Rouble collapse buffets Asian carmakers' big Russia bets
By Hyunjoo Jin and Samuel Shen
SEOUL/SHANGHAI Dec 17 (Reuters) - Asian carmakers who bet big on expanding in Russia face a test of their commitment to a market they once hoped was set to surpass Germany's by size as the rouble plunges and auto sales skid.
Manufacturers including Japan's Nissan Motor Co, China's Great Wall Motor Co and South Korea's Hyundai Motor and its Kia Motors affiliate have been stepping up investment in Russia in recent years and are gaining market share there at the expense of European and U.S. rivals.
But the rouble's sharp fall this week on tumbling oil prices, which brought its losses against the dollar this year to about 50 percent, leaves their near-term prospects there looking decidedly bleak.
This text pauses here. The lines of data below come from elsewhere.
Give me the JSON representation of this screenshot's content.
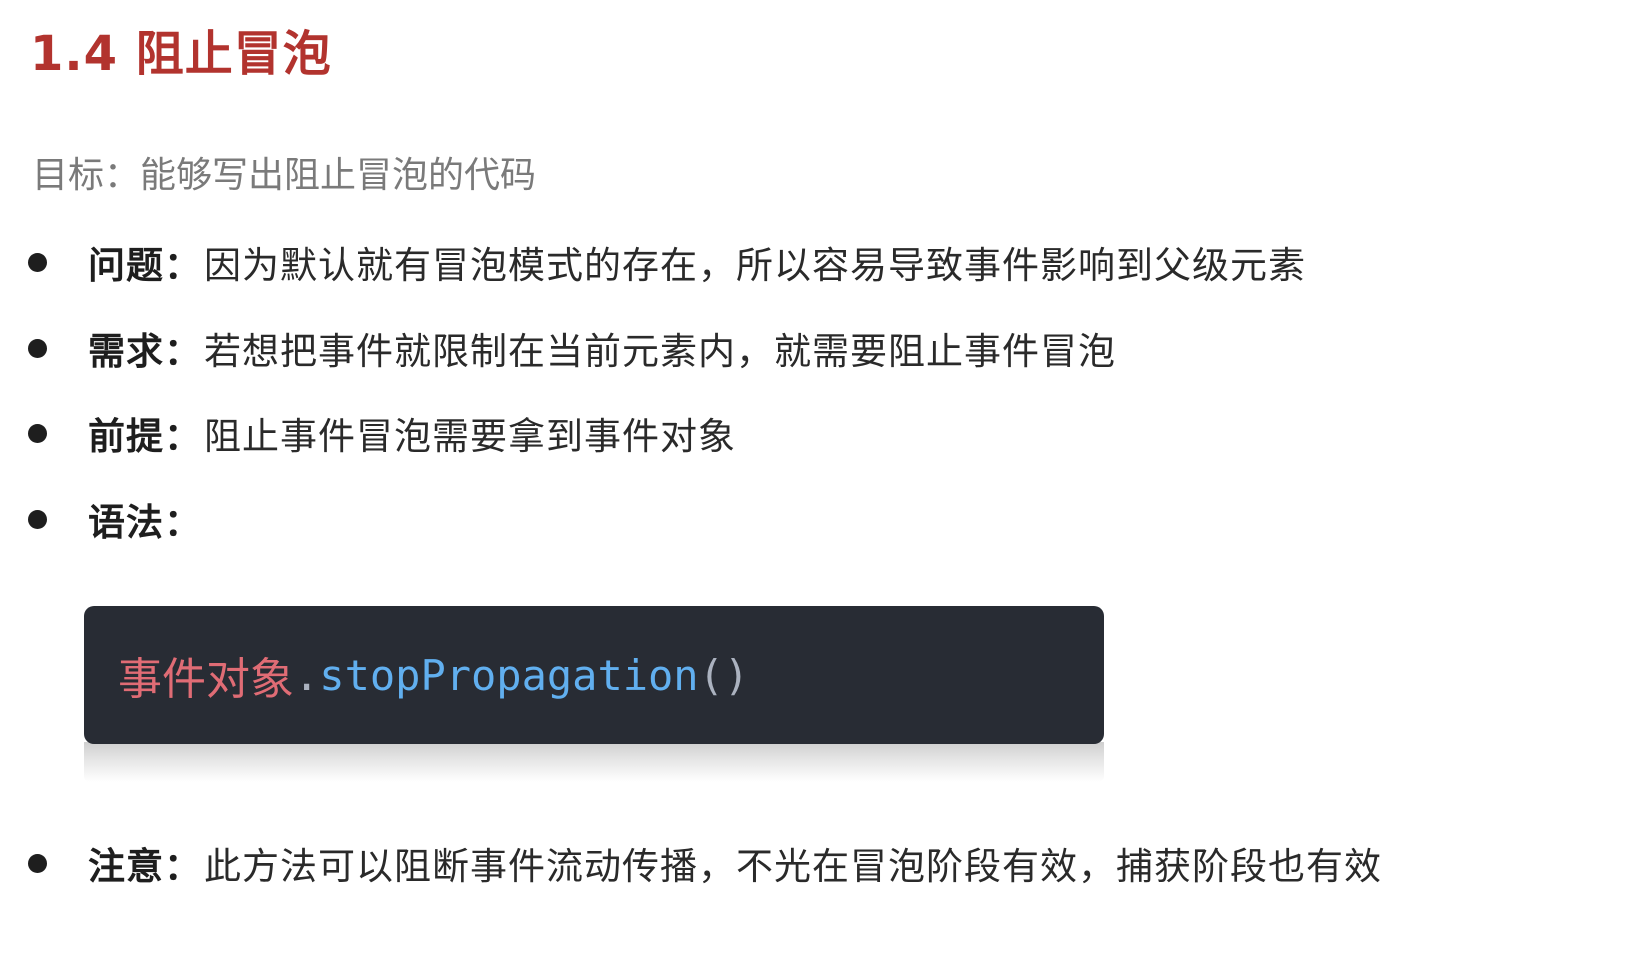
{
  "heading": {
    "title": "1.4 阻止冒泡"
  },
  "goal": {
    "text": "目标：能够写出阻止冒泡的代码"
  },
  "bullets": [
    {
      "label": "问题：",
      "text": "因为默认就有冒泡模式的存在，所以容易导致事件影响到父级元素"
    },
    {
      "label": "需求：",
      "text": "若想把事件就限制在当前元素内，就需要阻止事件冒泡"
    },
    {
      "label": "前提：",
      "text": "阻止事件冒泡需要拿到事件对象"
    },
    {
      "label": "语法：",
      "text": ""
    },
    {
      "label": "注意：",
      "text": "此方法可以阻断事件流动传播，不光在冒泡阶段有效，捕获阶段也有效"
    }
  ],
  "code": {
    "object": "事件对象",
    "dot": ".",
    "method": "stopPropagation",
    "parens": "()"
  },
  "colors": {
    "title": "#b2332e",
    "code_background": "#282c34",
    "code_object": "#e06c75",
    "code_method": "#61afef",
    "code_punctuation": "#abb2bf"
  }
}
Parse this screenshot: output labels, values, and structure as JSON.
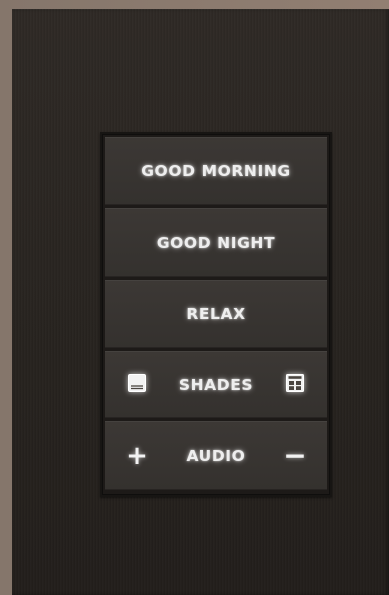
{
  "keypad": {
    "buttons": [
      {
        "label": "GOOD MORNING"
      },
      {
        "label": "GOOD NIGHT"
      },
      {
        "label": "RELAX"
      },
      {
        "label": "SHADES",
        "left_icon": "shade-down-icon",
        "right_icon": "shade-up-icon"
      },
      {
        "label": "AUDIO",
        "left_icon": "plus-icon",
        "left_symbol": "+",
        "right_icon": "minus-icon",
        "right_symbol": "−"
      }
    ]
  },
  "colors": {
    "wall": "#8a7b70",
    "faceplate": "#2a2622",
    "button": "#38342f",
    "label_glow": "#eeeeee"
  }
}
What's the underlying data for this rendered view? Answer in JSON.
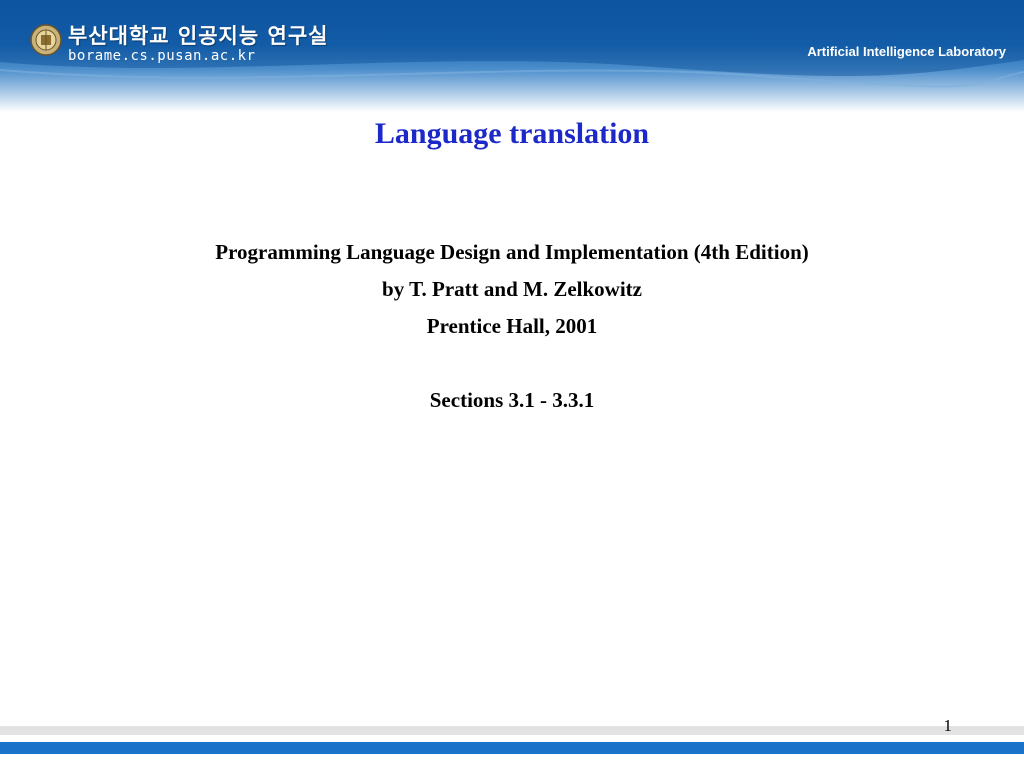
{
  "header": {
    "korean_title": "부산대학교 인공지능 연구실",
    "url": "borame.cs.pusan.ac.kr",
    "lab_name": "Artificial Intelligence Laboratory",
    "logo_icon": "university-seal-icon",
    "colors": {
      "band": "#1a67b3",
      "text": "#ffffff"
    }
  },
  "slide": {
    "title": "Language translation",
    "title_color": "#1c28c8",
    "lines": [
      "Programming Language Design and Implementation (4th Edition)",
      "by T. Pratt and M. Zelkowitz",
      "Prentice Hall, 2001",
      "Sections 3.1 - 3.3.1"
    ]
  },
  "footer": {
    "page_number": "1",
    "bar_color": "#1a73c8"
  }
}
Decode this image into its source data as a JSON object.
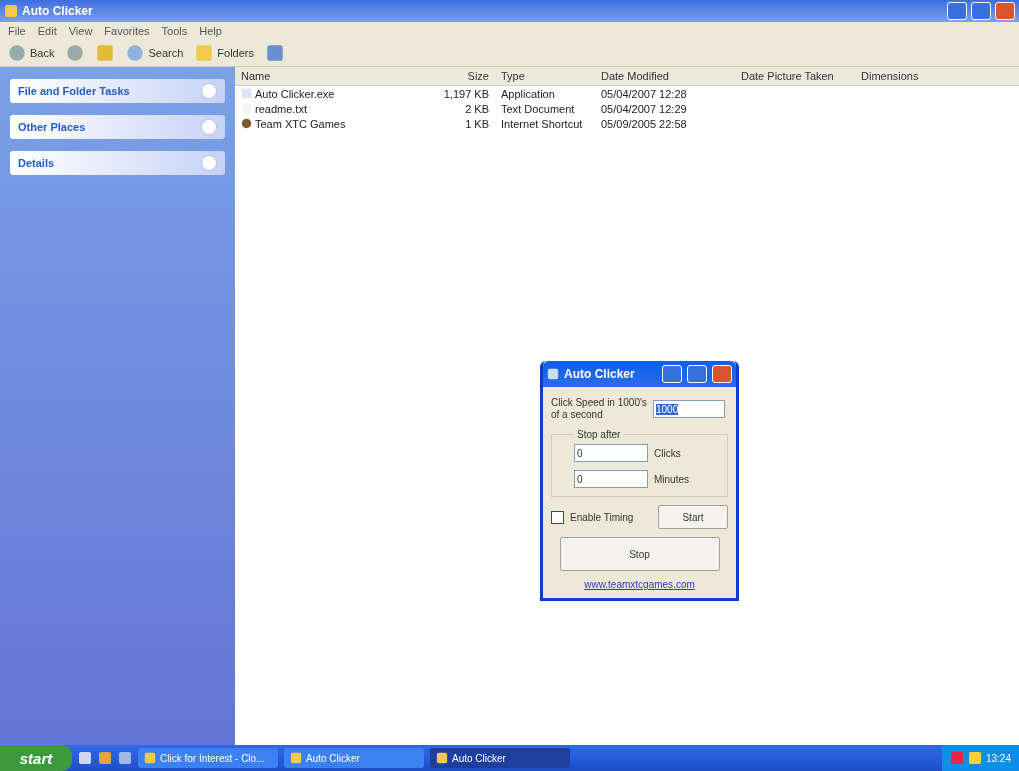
{
  "window": {
    "title": "Auto Clicker"
  },
  "menu": [
    "File",
    "Edit",
    "View",
    "Favorites",
    "Tools",
    "Help"
  ],
  "toolbar": {
    "back": "Back",
    "search": "Search",
    "folders": "Folders"
  },
  "sidebar": {
    "sections": [
      {
        "title": "File and Folder Tasks",
        "expanded": false
      },
      {
        "title": "Other Places",
        "expanded": false
      },
      {
        "title": "Details",
        "expanded": false
      }
    ]
  },
  "table": {
    "columns": [
      "Name",
      "Size",
      "Type",
      "Date Modified",
      "Date Picture Taken",
      "Dimensions"
    ],
    "rows": [
      {
        "kind": "app",
        "name": "Auto Clicker.exe",
        "size": "1,197 KB",
        "type": "Application",
        "modified": "05/04/2007 12:28"
      },
      {
        "kind": "text",
        "name": "readme.txt",
        "size": "2 KB",
        "type": "Text Document",
        "modified": "05/04/2007 12:29"
      },
      {
        "kind": "shortcut",
        "name": "Team XTC Games",
        "size": "1 KB",
        "type": "Internet Shortcut",
        "modified": "05/09/2005 22:58"
      }
    ]
  },
  "dialog": {
    "title": "Auto Clicker",
    "speed_label": "Click Speed in 1000's of a second",
    "speed_value": "1000",
    "speed_selected": true,
    "group_label": "Stop after",
    "clicks_value": "0",
    "clicks_label": "Clicks",
    "minutes_value": "0",
    "minutes_label": "Minutes",
    "timing": {
      "label": "Enable Timing",
      "checked": false
    },
    "start": "Start",
    "stop": "Stop",
    "link": "www.teamxtcgames.com"
  },
  "taskbar": {
    "start": "start",
    "tasks": [
      {
        "label": "Click for Interest - Clo...",
        "selected": false
      },
      {
        "label": "Auto Clicker",
        "selected": false
      },
      {
        "label": "Auto Clicker",
        "selected": true
      }
    ],
    "clock": "13:24"
  }
}
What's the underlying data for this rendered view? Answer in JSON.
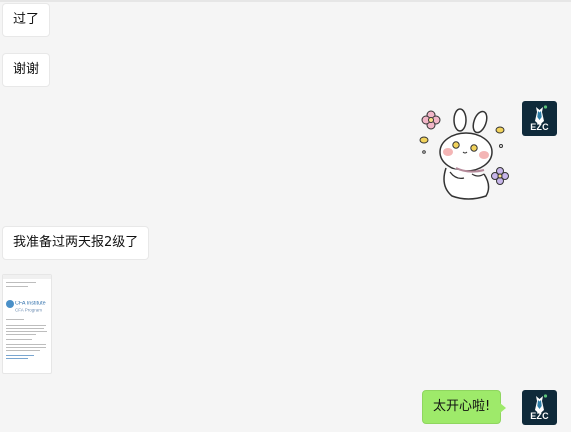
{
  "messages": [
    {
      "side": "left",
      "type": "text",
      "text": "过了"
    },
    {
      "side": "left",
      "type": "text",
      "text": "谢谢"
    },
    {
      "side": "right",
      "type": "sticker",
      "sticker": "bunny-blushing-flowers"
    },
    {
      "side": "left",
      "type": "text",
      "text": "我准备过两天报2级了"
    },
    {
      "side": "left",
      "type": "image",
      "image": {
        "brand": "CFA Institute",
        "subtitle": "CFA Program"
      }
    },
    {
      "side": "right",
      "type": "text",
      "text": "太开心啦!"
    }
  ],
  "avatar": {
    "label": "EZC",
    "icon": "tie-person-icon"
  },
  "colors": {
    "background": "#f5f5f5",
    "bubble_left": "#ffffff",
    "bubble_right": "#9eea6a",
    "avatar_bg": "#0f2a3a"
  }
}
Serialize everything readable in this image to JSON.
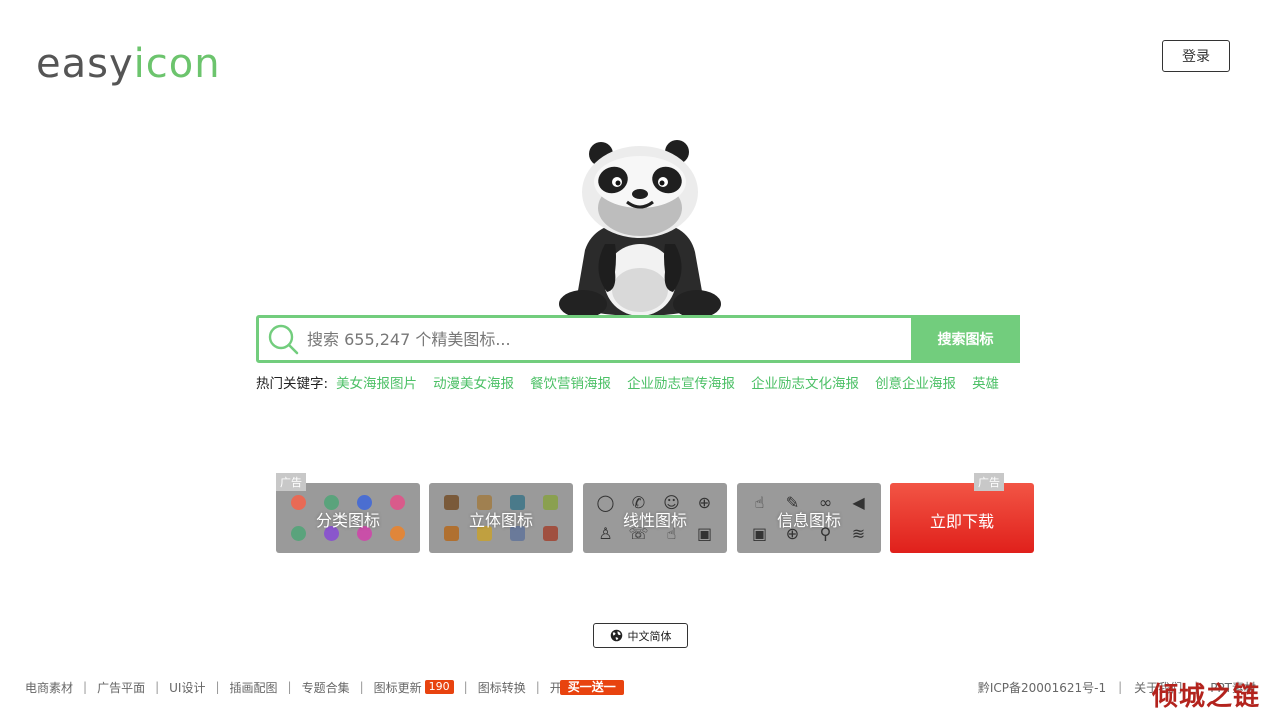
{
  "logo": {
    "part1": "easy",
    "part2": "icon"
  },
  "header": {
    "login_label": "登录"
  },
  "search": {
    "placeholder": "搜索 655,247 个精美图标...",
    "button_label": "搜索图标"
  },
  "hot_keywords": {
    "label": "热门关键字:",
    "items": [
      "美女海报图片",
      "动漫美女海报",
      "餐饮营销海报",
      "企业励志宣传海报",
      "企业励志文化海报",
      "创意企业海报",
      "英雄"
    ]
  },
  "categories": [
    {
      "label": "分类图标",
      "ad": "广告"
    },
    {
      "label": "立体图标"
    },
    {
      "label": "线性图标"
    },
    {
      "label": "信息图标"
    },
    {
      "label": "立即下载",
      "ad": "广告"
    }
  ],
  "language": {
    "label": "中文简体"
  },
  "footer": {
    "links": [
      "电商素材",
      "广告平面",
      "UI设计",
      "插画配图",
      "专题合集",
      "图标更新",
      "图标转换",
      "开"
    ],
    "update_badge": "190",
    "promo_badge": "买一送一",
    "icp": "黔ICP备20001621号-1",
    "right_links": [
      "关于我们",
      "PPT素材"
    ]
  },
  "watermark": "倾城之链",
  "colors": {
    "accent": "#72cd7d",
    "link_green": "#4cc066",
    "badge": "#e8430f",
    "download": "#e0201b"
  }
}
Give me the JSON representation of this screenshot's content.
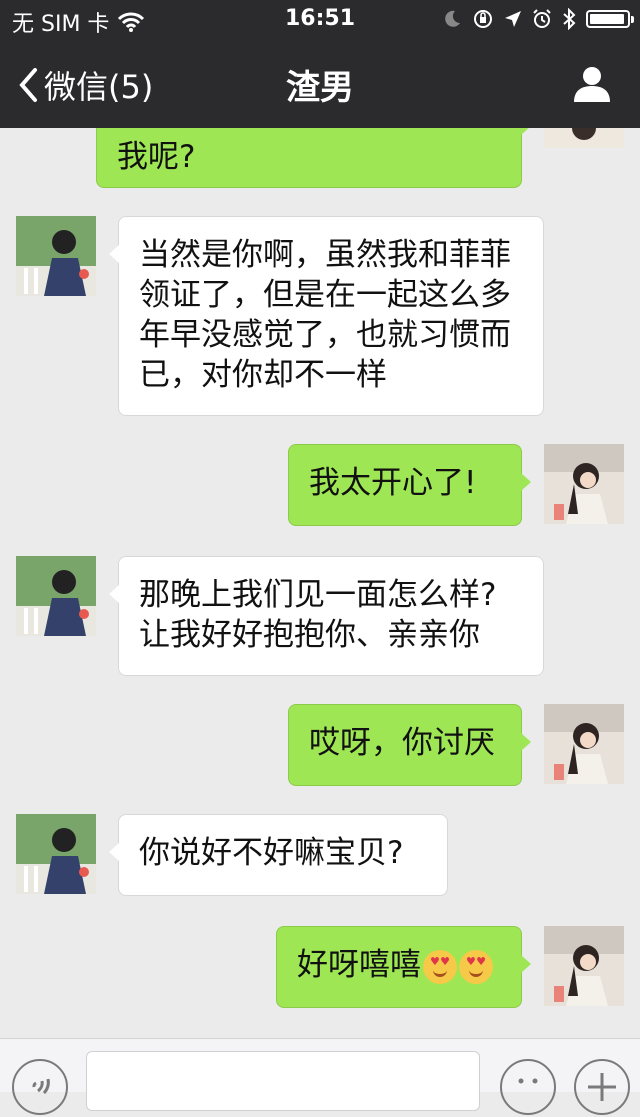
{
  "status_bar": {
    "carrier": "无 SIM 卡",
    "time": "16:51",
    "battery_level_percent": 95,
    "icons": [
      "wifi-icon",
      "moon-icon",
      "rotation-lock-icon",
      "location-icon",
      "alarm-icon",
      "bluetooth-icon",
      "battery-icon"
    ]
  },
  "nav": {
    "back_label": "微信(5)",
    "title": "渣男",
    "profile_icon": "person-icon"
  },
  "messages": [
    {
      "from": "me",
      "text": "我呢?"
    },
    {
      "from": "them",
      "lines": [
        "当然是你啊，虽然我和菲菲",
        "领证了，但是在一起这么多",
        "年早没感觉了，也就习惯而",
        "已，对你却不一样"
      ]
    },
    {
      "from": "me",
      "text": "我太开心了!"
    },
    {
      "from": "them",
      "lines": [
        "那晚上我们见一面怎么样?",
        "让我好好抱抱你、亲亲你"
      ]
    },
    {
      "from": "me",
      "text": "哎呀，你讨厌"
    },
    {
      "from": "them",
      "text": "你说好不好嘛宝贝?"
    },
    {
      "from": "me",
      "text": "好呀嘻嘻",
      "emoji": [
        "heart-eyes-emoji",
        "heart-eyes-emoji"
      ]
    }
  ],
  "input_bar": {
    "voice_icon": "voice-icon",
    "emoji_icon": "emoji-icon",
    "plus_icon": "plus-icon"
  },
  "colors": {
    "bar_bg": "#2b2b2d",
    "chat_bg": "#ebebeb",
    "me_bubble": "#9ee654",
    "them_bubble": "#ffffff"
  }
}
Late on Tuesday, China's Geely Automobile Holdings Ltd , whose parent Zhejiang Geely Holding Group owns Swedish brand Volvo, warned that its profit this year would roughly be halved, partly as a result of foreign exchange losses in Russia.
Geely, whose Russian sales have slumped 49 percent in the first 11 months of 2014, said it was raising prices in the country and had begun "to restructure its Russian operations with an aim to reduce its financial risks".
Even before the rouble's recent slide, Russian car sales were forecast to drop 15 percent this year and a further 4 percent next year, according to Hyundai and Kia's in-house think tank, which expects overall Russian sales this year of 2.37 million, compared with 3.25 million in Germany.